Telle est la théorie généralement admise sur les rapports de la critique avec l’ail et la poésie.

On en tire cette conclusion pratique qu’il faut choisir entre la critique et la poésie, qu’on ne peut les cultiver l’une et l’autre qu’à la condition de ne réussir dans aucune, et que si l’on veut apprendre à juger des œuvres d’art et de poésie, il ne faut pas s’adresser aux artistes et aux poètes, mais aux critiques, incapables eux-mêmes de toute œuvre originale.

On ne saurait séparer plus exactement la théorie de la pratique, ni faire une application plus rigoureuse du principe qui veut que nul ne soit juge dans sa propre cause.

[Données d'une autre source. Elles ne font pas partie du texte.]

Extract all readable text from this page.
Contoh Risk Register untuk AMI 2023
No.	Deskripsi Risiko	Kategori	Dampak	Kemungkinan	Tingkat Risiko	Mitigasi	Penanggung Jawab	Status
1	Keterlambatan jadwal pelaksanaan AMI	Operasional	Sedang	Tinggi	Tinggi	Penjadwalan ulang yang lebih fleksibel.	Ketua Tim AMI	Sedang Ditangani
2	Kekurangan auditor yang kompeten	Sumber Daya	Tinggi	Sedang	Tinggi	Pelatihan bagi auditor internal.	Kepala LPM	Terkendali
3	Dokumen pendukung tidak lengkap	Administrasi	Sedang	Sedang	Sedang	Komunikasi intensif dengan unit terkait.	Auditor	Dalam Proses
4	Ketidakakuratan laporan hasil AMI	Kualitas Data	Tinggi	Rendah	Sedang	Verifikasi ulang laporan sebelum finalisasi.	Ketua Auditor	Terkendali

Cependant il y a eu de tout temps des voix qui ont protesté, et il n’en manque pas aujourd’hui. L’une des plus autorisées est bien connue des lecteurs de la Bibliothèque universelle.[2] M. Paul Stapfer estime que la meilleure manière de s’instruire des principes de l’art d’écrire et de s’initier aux secrets de la poésie est de prendre conseil des écrivains et des poëtes. Il a fondé sur ce principe un enseignement littéraire dont deux volumes, du plus haut intérêt, nous permettent d’apprécier les tendances et l’utilité.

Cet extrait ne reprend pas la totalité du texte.